The stick that fired the historic puck, a puck that Hull plans to have encased in gold, was no ordinary stick. Five years ago Hull's teammate, Stan Mikita, decided to try a stick with a blade curved somewhat on the order of a banana. The innovation worked fine and other forwards in the league have since copied it, each with his personal variations. Hull's variations are quite special. He likes a curve that is sharper, less rounded, than Mikita's. The theory is that the curve in the blade transmits spin to the puck and causes it to drop sharply just before it goes into the net. No one has proved this, any more than anyone ever has proved that a baseball can be made to "drop" just before it gets to the plate. But hockey's curved blade is relatively new and quite a few goaltenders believe in it. Before this game Hull and the Hawks' assistant trainer, Don (Socko) Uren, spent about two weeks trying to get the Northland Company in St. Paul to put just the right curve in the blade. The sticks that came back to them did not satisfy Hull. "We made all kinds of calls to the factory over the last week," Uren said.

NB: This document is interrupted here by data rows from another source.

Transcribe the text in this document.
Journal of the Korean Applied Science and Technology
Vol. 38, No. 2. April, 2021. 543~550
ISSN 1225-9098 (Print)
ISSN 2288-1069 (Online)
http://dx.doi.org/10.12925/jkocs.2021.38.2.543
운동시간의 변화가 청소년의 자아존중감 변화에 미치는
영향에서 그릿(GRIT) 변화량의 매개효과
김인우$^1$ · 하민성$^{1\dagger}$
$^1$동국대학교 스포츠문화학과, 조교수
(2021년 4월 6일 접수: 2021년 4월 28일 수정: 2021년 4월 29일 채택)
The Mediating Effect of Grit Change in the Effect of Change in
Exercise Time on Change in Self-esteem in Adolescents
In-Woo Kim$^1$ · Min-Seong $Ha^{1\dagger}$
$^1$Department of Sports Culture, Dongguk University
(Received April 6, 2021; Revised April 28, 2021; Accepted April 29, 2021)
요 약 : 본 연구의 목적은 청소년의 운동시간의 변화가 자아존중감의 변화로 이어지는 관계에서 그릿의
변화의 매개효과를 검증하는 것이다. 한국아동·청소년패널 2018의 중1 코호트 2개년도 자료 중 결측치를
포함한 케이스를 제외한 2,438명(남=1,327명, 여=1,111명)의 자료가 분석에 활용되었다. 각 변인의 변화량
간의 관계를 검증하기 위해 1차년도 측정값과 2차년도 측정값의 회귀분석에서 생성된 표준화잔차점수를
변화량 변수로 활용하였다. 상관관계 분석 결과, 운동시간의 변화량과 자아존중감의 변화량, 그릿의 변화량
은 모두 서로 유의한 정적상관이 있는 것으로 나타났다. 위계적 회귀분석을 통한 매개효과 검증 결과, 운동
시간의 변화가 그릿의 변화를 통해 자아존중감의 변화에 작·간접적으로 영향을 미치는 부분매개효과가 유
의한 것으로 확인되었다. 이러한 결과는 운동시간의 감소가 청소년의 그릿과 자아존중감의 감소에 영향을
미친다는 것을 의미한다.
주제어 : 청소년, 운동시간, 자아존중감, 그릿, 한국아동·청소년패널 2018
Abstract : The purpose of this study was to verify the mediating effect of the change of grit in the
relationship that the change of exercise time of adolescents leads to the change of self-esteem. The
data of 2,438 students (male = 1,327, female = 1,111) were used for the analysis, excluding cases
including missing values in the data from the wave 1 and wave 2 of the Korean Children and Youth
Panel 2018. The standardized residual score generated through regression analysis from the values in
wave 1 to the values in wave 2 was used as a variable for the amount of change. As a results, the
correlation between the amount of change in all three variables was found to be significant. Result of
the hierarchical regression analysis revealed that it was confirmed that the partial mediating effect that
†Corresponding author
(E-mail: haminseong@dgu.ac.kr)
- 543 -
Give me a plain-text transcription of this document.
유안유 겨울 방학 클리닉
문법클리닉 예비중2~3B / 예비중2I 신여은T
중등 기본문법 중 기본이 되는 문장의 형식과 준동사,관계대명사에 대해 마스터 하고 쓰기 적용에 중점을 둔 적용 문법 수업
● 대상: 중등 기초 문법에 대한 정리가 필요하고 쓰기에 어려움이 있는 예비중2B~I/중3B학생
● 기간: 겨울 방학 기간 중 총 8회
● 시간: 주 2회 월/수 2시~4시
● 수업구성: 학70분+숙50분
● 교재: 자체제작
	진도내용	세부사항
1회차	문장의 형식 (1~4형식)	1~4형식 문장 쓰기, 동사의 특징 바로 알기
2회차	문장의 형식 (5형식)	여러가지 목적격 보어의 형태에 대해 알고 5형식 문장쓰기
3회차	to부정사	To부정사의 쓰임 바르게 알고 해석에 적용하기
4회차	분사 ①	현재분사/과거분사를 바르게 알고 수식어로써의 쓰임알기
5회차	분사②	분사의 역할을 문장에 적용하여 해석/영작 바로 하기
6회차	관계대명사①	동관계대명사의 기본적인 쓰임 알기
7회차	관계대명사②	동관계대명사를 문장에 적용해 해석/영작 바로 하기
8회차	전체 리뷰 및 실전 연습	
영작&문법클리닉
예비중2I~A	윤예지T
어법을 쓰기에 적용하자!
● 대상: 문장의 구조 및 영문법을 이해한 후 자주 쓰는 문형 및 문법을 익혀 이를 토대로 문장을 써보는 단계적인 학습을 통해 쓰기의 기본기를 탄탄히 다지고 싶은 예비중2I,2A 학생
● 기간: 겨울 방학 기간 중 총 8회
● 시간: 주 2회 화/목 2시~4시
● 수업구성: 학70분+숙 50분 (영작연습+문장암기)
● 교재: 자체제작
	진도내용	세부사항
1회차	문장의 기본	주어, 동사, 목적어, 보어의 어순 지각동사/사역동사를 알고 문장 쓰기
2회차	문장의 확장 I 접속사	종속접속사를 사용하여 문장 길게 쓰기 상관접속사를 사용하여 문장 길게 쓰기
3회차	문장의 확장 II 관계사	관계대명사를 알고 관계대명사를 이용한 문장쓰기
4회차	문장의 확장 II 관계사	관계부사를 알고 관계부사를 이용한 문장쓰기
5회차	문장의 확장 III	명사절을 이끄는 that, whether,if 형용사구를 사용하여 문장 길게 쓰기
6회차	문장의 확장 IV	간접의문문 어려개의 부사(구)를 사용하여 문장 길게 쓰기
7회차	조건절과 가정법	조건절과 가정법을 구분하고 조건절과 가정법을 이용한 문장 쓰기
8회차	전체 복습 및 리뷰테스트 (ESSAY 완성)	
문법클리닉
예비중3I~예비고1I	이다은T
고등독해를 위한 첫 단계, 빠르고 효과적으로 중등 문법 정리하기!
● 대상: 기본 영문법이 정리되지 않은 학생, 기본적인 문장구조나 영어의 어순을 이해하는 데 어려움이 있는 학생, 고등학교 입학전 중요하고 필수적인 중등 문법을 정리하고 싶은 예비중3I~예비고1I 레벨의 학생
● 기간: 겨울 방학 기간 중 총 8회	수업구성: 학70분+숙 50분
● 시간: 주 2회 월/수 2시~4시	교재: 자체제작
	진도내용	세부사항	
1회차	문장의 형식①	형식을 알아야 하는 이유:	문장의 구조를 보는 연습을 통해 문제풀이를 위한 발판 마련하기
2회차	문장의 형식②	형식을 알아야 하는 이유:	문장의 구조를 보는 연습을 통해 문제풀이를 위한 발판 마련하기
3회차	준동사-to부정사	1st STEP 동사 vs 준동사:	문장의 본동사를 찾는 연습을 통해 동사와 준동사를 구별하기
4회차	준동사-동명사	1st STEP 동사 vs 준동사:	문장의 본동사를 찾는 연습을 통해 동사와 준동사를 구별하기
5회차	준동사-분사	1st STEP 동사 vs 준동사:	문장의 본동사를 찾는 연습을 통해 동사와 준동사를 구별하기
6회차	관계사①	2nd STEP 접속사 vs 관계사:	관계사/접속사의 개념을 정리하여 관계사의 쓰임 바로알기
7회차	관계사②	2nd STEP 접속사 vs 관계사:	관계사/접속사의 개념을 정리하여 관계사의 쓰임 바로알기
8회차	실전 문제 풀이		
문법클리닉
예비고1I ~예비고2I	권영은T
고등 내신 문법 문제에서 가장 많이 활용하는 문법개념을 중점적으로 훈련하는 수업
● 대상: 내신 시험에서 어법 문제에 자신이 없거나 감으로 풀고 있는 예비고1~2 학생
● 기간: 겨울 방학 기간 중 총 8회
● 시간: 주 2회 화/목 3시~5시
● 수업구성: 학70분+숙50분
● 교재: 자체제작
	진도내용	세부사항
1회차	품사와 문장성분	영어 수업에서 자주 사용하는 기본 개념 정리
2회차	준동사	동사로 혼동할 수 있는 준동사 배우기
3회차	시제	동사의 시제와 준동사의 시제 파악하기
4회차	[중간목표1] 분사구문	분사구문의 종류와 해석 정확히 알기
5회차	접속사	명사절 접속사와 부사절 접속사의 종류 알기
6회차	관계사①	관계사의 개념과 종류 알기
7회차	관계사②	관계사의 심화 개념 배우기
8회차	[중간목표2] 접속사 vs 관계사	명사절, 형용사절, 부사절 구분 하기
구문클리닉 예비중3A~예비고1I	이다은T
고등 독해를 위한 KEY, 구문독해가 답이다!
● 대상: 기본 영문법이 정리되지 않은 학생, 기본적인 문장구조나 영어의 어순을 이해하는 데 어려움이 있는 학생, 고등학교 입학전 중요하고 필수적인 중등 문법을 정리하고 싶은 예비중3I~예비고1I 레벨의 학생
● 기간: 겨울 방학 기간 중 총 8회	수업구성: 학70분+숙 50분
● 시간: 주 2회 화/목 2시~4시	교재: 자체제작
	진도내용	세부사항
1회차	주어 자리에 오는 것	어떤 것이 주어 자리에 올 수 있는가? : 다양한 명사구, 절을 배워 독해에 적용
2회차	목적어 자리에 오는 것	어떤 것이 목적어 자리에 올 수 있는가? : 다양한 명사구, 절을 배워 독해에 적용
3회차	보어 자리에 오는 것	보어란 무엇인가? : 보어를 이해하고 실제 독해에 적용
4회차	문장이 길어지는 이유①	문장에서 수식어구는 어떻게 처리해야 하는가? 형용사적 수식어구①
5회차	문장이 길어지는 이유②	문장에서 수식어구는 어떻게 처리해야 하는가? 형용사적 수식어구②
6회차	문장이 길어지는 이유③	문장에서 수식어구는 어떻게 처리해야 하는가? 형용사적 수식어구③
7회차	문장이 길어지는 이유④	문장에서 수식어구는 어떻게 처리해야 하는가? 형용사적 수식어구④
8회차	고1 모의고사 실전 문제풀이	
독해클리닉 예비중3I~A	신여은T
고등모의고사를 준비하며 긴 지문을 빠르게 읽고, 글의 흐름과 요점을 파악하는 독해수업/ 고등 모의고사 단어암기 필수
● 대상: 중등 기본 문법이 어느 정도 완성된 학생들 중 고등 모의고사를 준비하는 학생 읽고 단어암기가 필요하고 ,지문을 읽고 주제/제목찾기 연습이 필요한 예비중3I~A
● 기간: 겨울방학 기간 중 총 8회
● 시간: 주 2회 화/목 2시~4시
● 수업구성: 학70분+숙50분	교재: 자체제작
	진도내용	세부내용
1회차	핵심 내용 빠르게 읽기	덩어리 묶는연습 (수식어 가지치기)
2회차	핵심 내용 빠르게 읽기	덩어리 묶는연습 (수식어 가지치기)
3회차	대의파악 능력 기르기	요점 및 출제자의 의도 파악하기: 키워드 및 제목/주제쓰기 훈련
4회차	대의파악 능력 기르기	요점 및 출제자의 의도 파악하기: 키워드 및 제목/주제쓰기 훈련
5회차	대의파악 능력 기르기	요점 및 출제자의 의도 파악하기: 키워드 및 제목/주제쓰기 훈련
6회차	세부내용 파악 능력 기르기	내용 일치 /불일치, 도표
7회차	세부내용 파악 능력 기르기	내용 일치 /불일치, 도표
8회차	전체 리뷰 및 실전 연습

"I could tell they weren't right in the warmups," Hull said. "I wasn't shooting right."

Dreadful. All one of those defectively curved sticks did was break a record that had stood for 21 years.

The new scoring champion set the new record in his 56th game of the season. By that time Hull's team had played 61 games, but Bobby missed five of them because of a torn knee ligament. During the last weeks of mounting pressure, he minimized the continuing effect of that injury just as he minimized the strain of the pressure itself and the handicap of a right hand bunged up in a moment of wrath when he flung a flurry of punches at Detroit's Gary Bergman on the night of February 9.